Bowel adhesions are a major cause of small bowel obstruction, accounting for around 60% of cases. Whilst a rare few are congenital in cause, the majority occur secondary to previous surgery.
Fibrous bands can occur in up to 93% of patients after undergoing abdominal surgery, with the actual incidence of small bowel obstruction reported to be around 9%. Fibrous adhesions are also associated with female infertility and chronic pelvic pain.
A recent meta-analysis showed the incidence of small bowel obstruction was greatest in lower GI surgery and paediatric surgery, and the lowest in abdominal wall surgery, upper GI surgery, and urological surgery.
Patients with bowel adhesions will classically present with the clinical features of bowel obstruction – abdominal pain, vomiting, abdominal distention, and absolute constipation.
It is important to palpate for signs of localised tenderness or peritonism, to rule out any indication of bowel ischaemia.
Much of the work-up required for suspected bowel adhesions is directed to that of bowel obstruction.
Routine bloods are required (FBC, U&E, LFTs, Clotting), as well as a Group and Save or Crossmatch (depending on the likelihood of the patient requiring surgical intervention). Monitor electrolytes for signs of dehydration.

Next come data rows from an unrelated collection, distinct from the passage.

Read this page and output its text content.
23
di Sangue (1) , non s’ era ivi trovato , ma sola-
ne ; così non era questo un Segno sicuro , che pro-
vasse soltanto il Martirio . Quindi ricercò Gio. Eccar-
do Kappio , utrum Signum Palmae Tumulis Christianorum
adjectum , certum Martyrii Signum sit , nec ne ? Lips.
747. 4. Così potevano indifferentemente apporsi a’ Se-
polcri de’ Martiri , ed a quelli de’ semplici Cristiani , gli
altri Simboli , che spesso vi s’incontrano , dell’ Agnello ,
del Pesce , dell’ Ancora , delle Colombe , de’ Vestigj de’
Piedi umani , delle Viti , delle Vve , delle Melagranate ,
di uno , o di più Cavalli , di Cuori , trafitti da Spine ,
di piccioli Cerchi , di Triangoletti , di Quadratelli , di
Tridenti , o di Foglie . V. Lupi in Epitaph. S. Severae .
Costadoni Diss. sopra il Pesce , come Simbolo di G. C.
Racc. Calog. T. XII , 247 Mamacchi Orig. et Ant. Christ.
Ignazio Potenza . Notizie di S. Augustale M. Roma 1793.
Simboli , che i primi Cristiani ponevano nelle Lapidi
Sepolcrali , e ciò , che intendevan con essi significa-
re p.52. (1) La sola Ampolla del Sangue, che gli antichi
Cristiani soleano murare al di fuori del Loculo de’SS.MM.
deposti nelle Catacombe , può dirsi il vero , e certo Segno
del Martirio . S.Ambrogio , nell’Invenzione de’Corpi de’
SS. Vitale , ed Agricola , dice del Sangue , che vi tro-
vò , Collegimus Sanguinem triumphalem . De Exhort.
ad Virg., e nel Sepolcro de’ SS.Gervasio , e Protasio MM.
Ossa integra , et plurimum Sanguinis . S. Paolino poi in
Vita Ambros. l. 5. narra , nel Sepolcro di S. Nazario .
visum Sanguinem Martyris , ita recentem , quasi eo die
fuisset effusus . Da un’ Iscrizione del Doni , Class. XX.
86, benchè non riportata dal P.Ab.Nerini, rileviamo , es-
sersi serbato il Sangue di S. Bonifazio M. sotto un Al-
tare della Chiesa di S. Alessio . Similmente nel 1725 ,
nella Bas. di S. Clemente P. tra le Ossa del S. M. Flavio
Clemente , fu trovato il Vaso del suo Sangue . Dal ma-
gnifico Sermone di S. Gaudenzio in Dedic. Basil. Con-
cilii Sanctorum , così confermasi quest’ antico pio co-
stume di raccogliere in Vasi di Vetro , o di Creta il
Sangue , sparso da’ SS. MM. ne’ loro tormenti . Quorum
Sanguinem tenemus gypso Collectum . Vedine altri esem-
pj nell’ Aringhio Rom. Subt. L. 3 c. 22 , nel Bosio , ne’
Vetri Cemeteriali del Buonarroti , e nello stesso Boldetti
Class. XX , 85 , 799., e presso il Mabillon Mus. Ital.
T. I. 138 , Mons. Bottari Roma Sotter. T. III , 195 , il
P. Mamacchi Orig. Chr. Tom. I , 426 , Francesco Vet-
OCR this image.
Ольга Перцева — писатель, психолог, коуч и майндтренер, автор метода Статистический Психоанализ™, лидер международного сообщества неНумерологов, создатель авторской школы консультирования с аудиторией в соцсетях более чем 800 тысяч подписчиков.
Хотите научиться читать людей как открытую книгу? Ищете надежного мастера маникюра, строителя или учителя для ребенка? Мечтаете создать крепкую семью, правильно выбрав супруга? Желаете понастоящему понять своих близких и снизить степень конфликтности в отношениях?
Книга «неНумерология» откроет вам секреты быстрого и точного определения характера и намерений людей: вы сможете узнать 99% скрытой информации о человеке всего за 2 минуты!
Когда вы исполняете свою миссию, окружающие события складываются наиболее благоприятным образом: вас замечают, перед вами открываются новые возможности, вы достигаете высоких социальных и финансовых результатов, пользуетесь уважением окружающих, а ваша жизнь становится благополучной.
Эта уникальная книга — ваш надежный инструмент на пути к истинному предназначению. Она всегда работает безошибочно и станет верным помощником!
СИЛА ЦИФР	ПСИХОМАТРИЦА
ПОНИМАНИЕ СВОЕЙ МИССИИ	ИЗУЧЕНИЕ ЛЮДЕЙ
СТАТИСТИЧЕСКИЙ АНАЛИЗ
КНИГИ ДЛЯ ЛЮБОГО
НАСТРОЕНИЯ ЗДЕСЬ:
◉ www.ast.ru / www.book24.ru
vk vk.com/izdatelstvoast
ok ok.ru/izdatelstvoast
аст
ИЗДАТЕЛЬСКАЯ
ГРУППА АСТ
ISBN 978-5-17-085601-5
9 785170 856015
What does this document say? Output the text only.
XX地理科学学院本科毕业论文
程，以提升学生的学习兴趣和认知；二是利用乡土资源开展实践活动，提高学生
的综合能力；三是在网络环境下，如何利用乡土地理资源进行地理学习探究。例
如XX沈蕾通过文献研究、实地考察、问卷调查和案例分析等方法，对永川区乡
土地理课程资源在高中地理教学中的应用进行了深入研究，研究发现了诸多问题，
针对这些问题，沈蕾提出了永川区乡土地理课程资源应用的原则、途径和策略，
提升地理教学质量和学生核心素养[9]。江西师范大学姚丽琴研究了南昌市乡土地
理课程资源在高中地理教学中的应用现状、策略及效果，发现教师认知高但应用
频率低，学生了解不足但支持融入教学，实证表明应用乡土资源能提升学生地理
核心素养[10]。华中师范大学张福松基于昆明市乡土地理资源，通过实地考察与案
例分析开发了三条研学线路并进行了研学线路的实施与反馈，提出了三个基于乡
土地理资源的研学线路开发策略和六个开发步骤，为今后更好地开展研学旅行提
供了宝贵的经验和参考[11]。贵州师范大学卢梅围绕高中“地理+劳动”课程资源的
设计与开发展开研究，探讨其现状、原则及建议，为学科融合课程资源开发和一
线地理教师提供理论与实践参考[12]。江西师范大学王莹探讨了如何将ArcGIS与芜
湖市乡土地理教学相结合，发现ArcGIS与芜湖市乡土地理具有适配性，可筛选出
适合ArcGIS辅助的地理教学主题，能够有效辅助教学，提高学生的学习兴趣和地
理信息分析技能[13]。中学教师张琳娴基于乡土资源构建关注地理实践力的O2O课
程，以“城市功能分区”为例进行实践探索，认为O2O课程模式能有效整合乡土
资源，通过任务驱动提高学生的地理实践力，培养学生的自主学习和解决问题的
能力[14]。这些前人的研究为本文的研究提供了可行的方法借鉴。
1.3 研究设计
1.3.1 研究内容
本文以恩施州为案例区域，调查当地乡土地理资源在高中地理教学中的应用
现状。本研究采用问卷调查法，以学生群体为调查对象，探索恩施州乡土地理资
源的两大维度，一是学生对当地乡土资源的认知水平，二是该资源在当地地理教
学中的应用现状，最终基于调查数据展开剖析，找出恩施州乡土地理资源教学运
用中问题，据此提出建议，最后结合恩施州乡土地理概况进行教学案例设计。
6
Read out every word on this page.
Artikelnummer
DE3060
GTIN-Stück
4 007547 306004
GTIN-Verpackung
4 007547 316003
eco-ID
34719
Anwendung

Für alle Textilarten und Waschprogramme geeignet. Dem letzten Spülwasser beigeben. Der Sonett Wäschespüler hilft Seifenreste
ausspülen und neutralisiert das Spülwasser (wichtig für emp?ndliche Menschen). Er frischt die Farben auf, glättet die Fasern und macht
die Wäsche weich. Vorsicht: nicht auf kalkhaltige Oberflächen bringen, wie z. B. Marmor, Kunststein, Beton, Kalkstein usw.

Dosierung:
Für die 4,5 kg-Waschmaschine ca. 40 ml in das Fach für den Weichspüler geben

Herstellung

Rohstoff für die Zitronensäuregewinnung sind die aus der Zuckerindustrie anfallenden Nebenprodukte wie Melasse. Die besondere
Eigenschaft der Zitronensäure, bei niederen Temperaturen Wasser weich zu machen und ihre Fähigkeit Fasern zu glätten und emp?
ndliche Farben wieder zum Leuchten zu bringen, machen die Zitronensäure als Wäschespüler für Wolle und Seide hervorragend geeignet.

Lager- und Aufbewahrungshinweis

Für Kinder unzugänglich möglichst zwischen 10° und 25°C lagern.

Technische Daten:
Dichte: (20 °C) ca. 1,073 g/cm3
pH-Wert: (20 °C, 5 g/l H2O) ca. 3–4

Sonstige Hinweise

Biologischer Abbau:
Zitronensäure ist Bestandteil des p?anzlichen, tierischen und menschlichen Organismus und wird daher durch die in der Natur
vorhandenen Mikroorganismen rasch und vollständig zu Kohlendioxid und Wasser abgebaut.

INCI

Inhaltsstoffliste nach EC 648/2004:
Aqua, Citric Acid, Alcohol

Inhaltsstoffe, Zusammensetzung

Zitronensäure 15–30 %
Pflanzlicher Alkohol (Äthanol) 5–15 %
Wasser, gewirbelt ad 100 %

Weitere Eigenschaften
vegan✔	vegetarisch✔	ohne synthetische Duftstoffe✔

An arterial blood gas (ABG) is required if there are any signs of ischaemia or perforation. Whilst not specific, serum lactate is highly sensitive for bowel ischemia thus is a robust sign to proceed for urgent surgery.
As with any case of bowel obstruction, suspected bowel adhesions warrants a plain film abdominal X-ray (AXR) to assess for features of bowel obstruction. If perforation is suspected, an erect chest X-ray (eCXR) may also be required.
However, if the cause is unknown or further details are required, an abdominal CT scan may be requested, providing details on location of the adhesions and identifying any complications (e.g. ischaemia or perforation)
Conservative management should be attempted initially in patients presenting with uncomplicated bowel obstruction.
The mainstay of conservative management is tube decompression. This involves passing a tube into the stomach (nasogastric tube) or, less commonly, into the small intestine (long tube), allowing any build up of pressure to be released*.
*No difference has been reported between NG tube and long tube decompression in the conservative management of bowel adhesions.
Additionally, the patient should be kept nil-by-mouth, started on IV fluids, and provided with adequate analgesia. Any electrolyte abnormalities or fluid deficits should be corrected accordingly.
Surgical intervention is warranted in any patient with clinical features of ischaemia or perforation, worrying features on CT scan (evidence of free intraperitoneal fluid, mesenteric oedema, or bowel ischaemia), or failed conservative treatment.
Whilst open management is still performed in some cases, laparoscopic management for bowel adhesions is becoming the mainstay – allowing for faster return of intestinal function, shorter hospital stays, fewer wound complications, and decreased postoperative adhesion formation.
Laparoscopic adhesiolysis is technically challenging, due to the distension of the bowel and the increased risk of iatrogenic injuries if the small bowel is not handled appropriately. Hence, there should be a low threshold for conversion to open approach in extensive disease.
Adhesiolysis should be limited to only the adhesions causing the mechanical obstruction or strangulation, in an aim to reduce risk of recurrent adhesional disease.
Note: In patients that require surgical management, early intervention is preferable – as a recent study found that delay to operation for bowel adhesions had increased rates of post-operative complications, bowel resection, prolonged length of stay, and mortality.
There are no devices currently able to totally prevent adhesion formation after abdominal surgery.
Correct surgical technical and reducing traumatic intraperitoneal organ handling remain the mainstay of reducing bowel adhesion formation.